Bean Sprouts are Healthy!  Bean sprouts are low in calorie, even in comparison to other vegetables. Because they are high in water content, crisp in texture, heavy and filling, and can be eaten without the worry of overeating, bean sprouts are perfect for dieting.

 At the same time, bean sprouts are rich in dietary fibers. Because most of these dietary fibers are insoluble, they absorb water in the stomach and expand, increasing the activity of and detoxicating the large intestine.

 While Vitamin C produced during the sprouting of the bean sprouts is water-soluble and weak against heat, because bean sprouts require little cooking time, this nutrient can be effectively taken in soup dishes.
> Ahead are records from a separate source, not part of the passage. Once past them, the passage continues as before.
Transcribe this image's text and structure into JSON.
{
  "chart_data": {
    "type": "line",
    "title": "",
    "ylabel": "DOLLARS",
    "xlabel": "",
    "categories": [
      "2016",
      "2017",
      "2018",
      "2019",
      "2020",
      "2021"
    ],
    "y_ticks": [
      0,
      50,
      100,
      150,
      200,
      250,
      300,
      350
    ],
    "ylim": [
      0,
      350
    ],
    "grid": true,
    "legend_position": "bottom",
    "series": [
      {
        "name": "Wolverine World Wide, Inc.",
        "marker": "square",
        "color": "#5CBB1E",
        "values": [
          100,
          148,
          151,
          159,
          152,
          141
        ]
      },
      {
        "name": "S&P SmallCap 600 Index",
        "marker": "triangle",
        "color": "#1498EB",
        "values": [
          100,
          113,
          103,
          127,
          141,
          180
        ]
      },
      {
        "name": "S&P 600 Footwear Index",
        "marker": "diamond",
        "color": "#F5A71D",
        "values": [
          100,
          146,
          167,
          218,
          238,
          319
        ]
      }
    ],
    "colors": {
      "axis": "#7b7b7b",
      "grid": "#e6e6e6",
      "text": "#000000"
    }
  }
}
 Aspartic acid, a type of amino acid, also increases during the sprouting process. Aspartic acid, known to be contained in asparagus, is a nutrient effective for relieving fatigue. Bean sprouts also contain Vitamin B1, effective in metabolizing sugars.
Tips to Using Bean Sprouts in Recipes  It is best to cook bean sprouts for a short amount of time. This is because bean sprouts lose their nutrients as well as their texture during cooking.

 It is common to boil bean sprouts and use them in combination with other vegetables (aemono dishes), but a helpful tip here is to add a little oil when boiling the sprouts, in order to raise the temperature of the water and make it possible to cook the sprouts in a short amount of time. Furthermore, if cooling the sprouts after they are boiled, it is better to lay them out to cool as opposed to running them under water, in order to avoid the nutrient and flavor from running out along with the water.

 Bean sprouts come with small rootlets. If you have a little more time, removing these rootlets will make the sprouts less stringy and better their texture. “Rootless sprouts” are also sold in the market, so buying these is also highly recommended.